[thelist] Website Hacked?

Ken Schaefer Ken at adOpenStatic.com
Wed May 28 22:05:58 CDT 2008


This is not how you should be doing things. Trying to eliminate "known bad values" are a losing proposition.

Certainly you should test the type of all user supplied input - that's simply good programming.

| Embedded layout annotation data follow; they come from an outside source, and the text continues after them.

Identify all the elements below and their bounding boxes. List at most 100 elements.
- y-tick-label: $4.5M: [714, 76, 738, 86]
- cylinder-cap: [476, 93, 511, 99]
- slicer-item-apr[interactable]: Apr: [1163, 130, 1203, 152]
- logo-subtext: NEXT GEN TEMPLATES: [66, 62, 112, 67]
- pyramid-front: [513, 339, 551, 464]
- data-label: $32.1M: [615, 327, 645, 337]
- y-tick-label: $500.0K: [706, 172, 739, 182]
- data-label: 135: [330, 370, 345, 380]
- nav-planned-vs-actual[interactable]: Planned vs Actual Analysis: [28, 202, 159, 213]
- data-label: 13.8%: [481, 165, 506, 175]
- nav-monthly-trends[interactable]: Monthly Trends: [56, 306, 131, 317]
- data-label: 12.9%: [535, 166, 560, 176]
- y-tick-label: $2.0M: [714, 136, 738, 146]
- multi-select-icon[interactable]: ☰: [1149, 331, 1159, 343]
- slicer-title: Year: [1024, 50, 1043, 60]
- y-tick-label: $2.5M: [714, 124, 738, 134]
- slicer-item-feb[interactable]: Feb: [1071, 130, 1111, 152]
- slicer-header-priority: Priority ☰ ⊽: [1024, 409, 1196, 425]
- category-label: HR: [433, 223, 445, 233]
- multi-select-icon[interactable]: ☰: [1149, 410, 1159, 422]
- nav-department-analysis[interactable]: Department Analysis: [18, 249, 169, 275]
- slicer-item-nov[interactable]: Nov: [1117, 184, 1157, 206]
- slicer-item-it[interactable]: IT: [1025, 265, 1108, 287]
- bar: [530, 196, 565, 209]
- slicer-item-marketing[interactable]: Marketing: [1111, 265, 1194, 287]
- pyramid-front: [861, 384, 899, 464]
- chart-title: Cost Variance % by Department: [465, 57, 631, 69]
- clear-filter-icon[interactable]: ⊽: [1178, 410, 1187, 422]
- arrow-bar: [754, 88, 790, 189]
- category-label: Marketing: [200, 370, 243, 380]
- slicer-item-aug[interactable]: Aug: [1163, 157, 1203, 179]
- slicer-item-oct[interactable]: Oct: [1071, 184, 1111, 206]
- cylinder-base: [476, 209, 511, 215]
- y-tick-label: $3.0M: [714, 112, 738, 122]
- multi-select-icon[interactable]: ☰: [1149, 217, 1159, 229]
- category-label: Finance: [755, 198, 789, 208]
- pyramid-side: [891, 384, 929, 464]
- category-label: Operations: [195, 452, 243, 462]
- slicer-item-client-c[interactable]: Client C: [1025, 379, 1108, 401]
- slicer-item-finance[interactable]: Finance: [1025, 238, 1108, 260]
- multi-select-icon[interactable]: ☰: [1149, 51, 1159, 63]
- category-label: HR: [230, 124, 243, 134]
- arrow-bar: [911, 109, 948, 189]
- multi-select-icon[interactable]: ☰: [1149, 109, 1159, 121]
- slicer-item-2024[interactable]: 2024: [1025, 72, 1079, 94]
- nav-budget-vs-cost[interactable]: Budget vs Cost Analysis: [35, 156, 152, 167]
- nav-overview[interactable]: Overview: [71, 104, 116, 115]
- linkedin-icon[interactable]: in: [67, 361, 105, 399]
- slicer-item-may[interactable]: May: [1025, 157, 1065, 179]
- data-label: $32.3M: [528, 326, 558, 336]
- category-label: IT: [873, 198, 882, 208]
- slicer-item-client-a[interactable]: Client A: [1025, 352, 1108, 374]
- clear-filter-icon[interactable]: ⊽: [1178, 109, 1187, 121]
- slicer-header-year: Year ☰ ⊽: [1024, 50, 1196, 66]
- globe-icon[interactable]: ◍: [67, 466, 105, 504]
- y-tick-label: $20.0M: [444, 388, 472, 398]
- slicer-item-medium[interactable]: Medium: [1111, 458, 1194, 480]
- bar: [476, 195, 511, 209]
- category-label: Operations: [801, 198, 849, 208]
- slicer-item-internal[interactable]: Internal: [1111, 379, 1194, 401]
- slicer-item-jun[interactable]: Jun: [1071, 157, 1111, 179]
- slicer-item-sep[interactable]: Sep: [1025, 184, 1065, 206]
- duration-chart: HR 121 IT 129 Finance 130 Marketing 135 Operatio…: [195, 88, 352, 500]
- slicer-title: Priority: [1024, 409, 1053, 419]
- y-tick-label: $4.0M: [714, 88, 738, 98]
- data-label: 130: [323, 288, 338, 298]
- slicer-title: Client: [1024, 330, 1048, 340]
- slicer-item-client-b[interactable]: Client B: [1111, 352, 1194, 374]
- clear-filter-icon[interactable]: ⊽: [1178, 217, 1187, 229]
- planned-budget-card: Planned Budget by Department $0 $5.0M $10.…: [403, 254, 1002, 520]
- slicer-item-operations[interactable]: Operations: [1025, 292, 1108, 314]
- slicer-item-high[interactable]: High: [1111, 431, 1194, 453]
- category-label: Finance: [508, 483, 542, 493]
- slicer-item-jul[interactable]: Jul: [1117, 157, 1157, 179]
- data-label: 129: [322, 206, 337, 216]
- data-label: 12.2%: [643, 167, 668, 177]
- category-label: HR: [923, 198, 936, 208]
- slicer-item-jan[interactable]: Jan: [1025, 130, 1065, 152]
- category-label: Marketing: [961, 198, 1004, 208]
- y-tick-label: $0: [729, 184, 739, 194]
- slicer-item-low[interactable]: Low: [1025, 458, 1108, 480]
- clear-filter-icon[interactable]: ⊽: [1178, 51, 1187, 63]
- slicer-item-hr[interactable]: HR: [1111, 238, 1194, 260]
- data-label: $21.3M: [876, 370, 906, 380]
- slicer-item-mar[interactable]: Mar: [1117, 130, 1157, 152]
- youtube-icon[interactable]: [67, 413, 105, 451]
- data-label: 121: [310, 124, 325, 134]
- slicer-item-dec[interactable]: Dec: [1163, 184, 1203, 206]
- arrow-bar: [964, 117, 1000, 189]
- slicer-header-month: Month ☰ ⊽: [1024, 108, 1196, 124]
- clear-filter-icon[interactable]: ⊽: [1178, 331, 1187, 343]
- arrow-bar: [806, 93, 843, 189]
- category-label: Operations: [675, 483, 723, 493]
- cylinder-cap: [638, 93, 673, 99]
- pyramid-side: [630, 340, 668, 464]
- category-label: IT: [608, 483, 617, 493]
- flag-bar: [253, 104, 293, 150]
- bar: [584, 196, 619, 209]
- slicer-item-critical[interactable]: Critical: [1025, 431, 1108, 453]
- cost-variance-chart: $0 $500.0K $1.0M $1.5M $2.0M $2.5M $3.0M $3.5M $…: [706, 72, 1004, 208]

But when you connect to your DB to perform some query, use ADO Command objects and ADO parameters.

Cheers
Ken

> -----Original Message-----
> From: thelist-bounces at lists.evolt.org [mailto:thelist-
> bounces at lists.evolt.org] On Behalf Of Todd Richards
> Sent: Thursday, 29 May 2008 12:53 PM
> To: thelist at lists.evolt.org
> Subject: Re: [thelist] Website Hacked?
>
>
> On Wednesday, May 28, 2008 7:38 PM, Chris Anderson wrote:
> > That would obviously depend on language/platform being used. What are
> you
> using again (in case I can help)?
>
> Classic ASP, so it looks like some of your examples were valid for me!
> :)
>
>
> > Actually, it would have been okay - if you used the cleansed integer.
> > (i.e. the value of the string *after* it had been converted to an
> integer)
> > For example, if you used Val(id) in ASP to see if that converts
> without
> > error, it will convert "300;INJECTED SQL" as 300.
> > If you then use id in the SQL it will append "300;INJECTED SQL".  If
> > however you did the following:
> >       cleanId = Val(id)
> >       Query = "select this from that where id =" & cleanId
> > It would have been fine, because cleanId will only hold an integer
> > (If using a type-safe language, converting the id to an integer
> variable
> > then using that would be even safer)
>
>
> OK, that does make more sense to me.  I was "checking" the ID, but then
> using the same ID and not the "clean" version of it.  Doh!